The part about "then they watch" makes me think they meant something else, but maybe not.

I've always been amazed at the love of Justice O'Connor for her husband that moved her to not interfere in the relationship that made him - or what was left of him - happy.
 
I remember when my mom had to deal with having...actually NOT HAVING...sex with her husband, who had Alzheimer's. She said that, TO HER, the thought of being intimate with him made her feel like she was considering child molestation. She just told him, "No, Steve...we don't do that any more." He was always surprised by that response, but he accepted it.
 
I wouldn't want to deny anyone happiness and if both parties seem to be enjoying the experience (and is not an obvious case of an able-minded individual taking advantage of one who is less able), I would leave them be.
 
Diane, good article. Where I live several group homes for the young disabled have laws that many don't agree with or really don't even know exists. You are allowed to have any kind of sex, with several partners, with a consumer in the group home or a person in the community, in the privacy of your own bedroom. It can get really out of hand. Many do not have family members who check on them as they are given a guardian and payee by the state.
 
Good article!

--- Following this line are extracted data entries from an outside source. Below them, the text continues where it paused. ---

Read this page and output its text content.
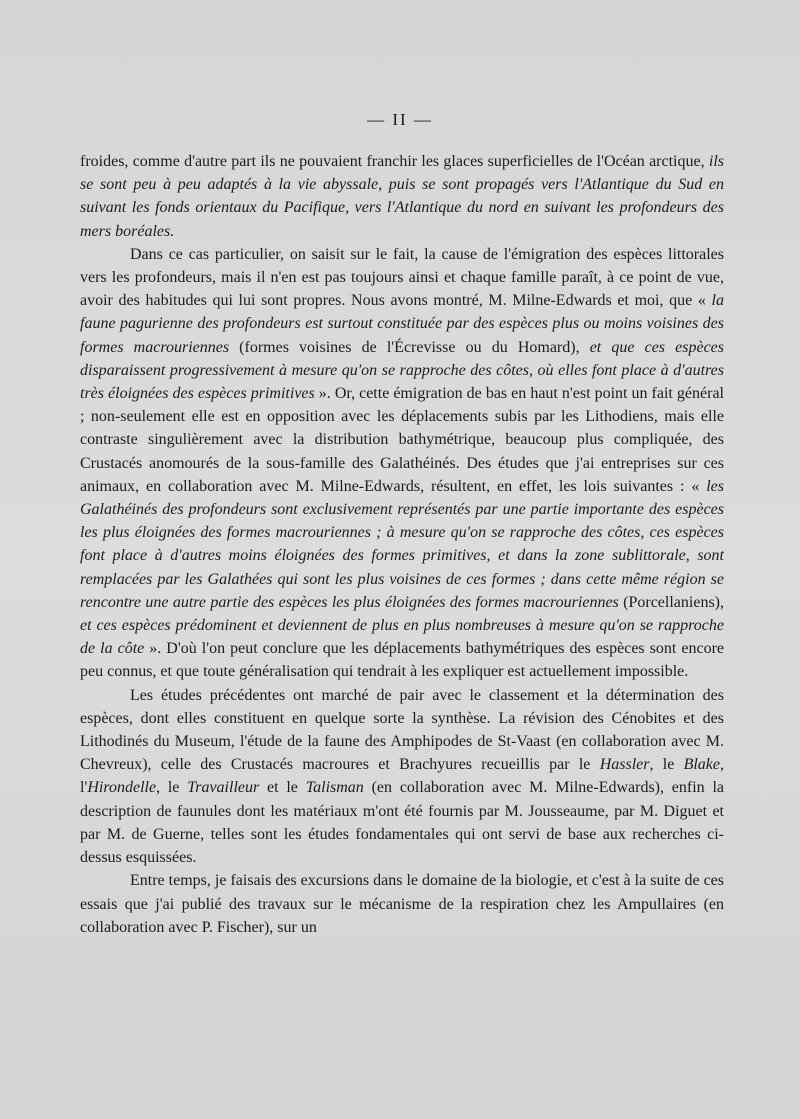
— II —

froides, comme d'autre part ils ne pouvaient franchir les glaces superficielles de l'Océan arctique, ils se sont peu à peu adaptés à la vie abyssale, puis se sont propagés vers l'Atlantique du Sud en suivant les fonds orientaux du Pacifique, vers l'Atlantique du nord en suivant les profondeurs des mers boréales.

Dans ce cas particulier, on saisit sur le fait, la cause de l'émigration des espèces littorales vers les profondeurs, mais il n'en est pas toujours ainsi et chaque famille paraît, à ce point de vue, avoir des habitudes qui lui sont propres. Nous avons montré, M. Milne-Edwards et moi, que « la faune pagurienne des profondeurs est surtout constituée par des espèces plus ou moins voisines des formes macrouriennes (formes voisines de l'Écrevisse ou du Homard), et que ces espèces disparaissent progressivement à mesure qu'on se rapproche des côtes, où elles font place à d'autres très éloignées des espèces primitives ». Or, cette émigration de bas en haut n'est point un fait général ; non-seulement elle est en opposition avec les déplacements subis par les Lithodiens, mais elle contraste singulièrement avec la distribution bathymétrique, beaucoup plus compliquée, des Crustacés anomourés de la sous-famille des Galathéinés. Des études que j'ai entreprises sur ces animaux, en collaboration avec M. Milne-Edwards, résultent, en effet, les lois suivantes : « les Galathéinés des profondeurs sont exclusivement représentés par une partie importante des espèces les plus éloignées des formes macrouriennes ; à mesure qu'on se rapproche des côtes, ces espèces font place à d'autres moins éloignées des formes primitives, et dans la zone sublittorale, sont remplacées par les Galathées qui sont les plus voisines de ces formes ; dans cette même région se rencontre une autre partie des espèces les plus éloignées des formes macrouriennes (Porcellaniens), et ces espèces prédominent et deviennent de plus en plus nombreuses à mesure qu'on se rapproche de la côte ». D'où l'on peut conclure que les déplacements bathymétriques des espèces sont encore peu connus, et que toute généralisation qui tendrait à les expliquer est actuellement impossible.

Les études précédentes ont marché de pair avec le classement et la détermination des espèces, dont elles constituent en quelque sorte la synthèse. La révision des Cénobites et des Lithodinés du Museum, l'étude de la faune des Amphipodes de St-Vaast (en collaboration avec M. Chevreux), celle des Crustacés macroures et Brachyures recueillis par le Hassler, le Blake, l'Hirondelle, le Travailleur et le Talisman (en collaboration avec M. Milne-Edwards), enfin la description de faunules dont les matériaux m'ont été fournis par M. Jousseaume, par M. Diguet et par M. de Guerne, telles sont les études fondamentales qui ont servi de base aux recherches ci-dessus esquissées.

Entre temps, je faisais des excursions dans le domaine de la biologie, et c'est à la suite de ces essais que j'ai publié des travaux sur le mécanisme de la respiration chez les Ampullaires (en collaboration avec P. Fischer), sur un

Seriously if 2 old people want to have sex, great. As long as no one gets hurt. Once they get to the stage where they can no longer live at home they have few pleasures left.
 
It's a tough question - I guess I'd like to be sure that nobody was being exploited, and that consent was mutual. I have a friend with a mentally disabled young adult daughter, and I know it's a big concern of hers - not for "morality" reasons, but for her daughter's mental and emotional health.
 
It's a tough question - I guess I'd like to be sure that nobody was being exploited, and that consent was mutual. I have a friend with a mentally disabled young adult daughter, and I know it's a big concern of hers - not for "morality" reasons, but for her daughter's mental and emotional health.
I agree, especially if there could possibly be a child involved.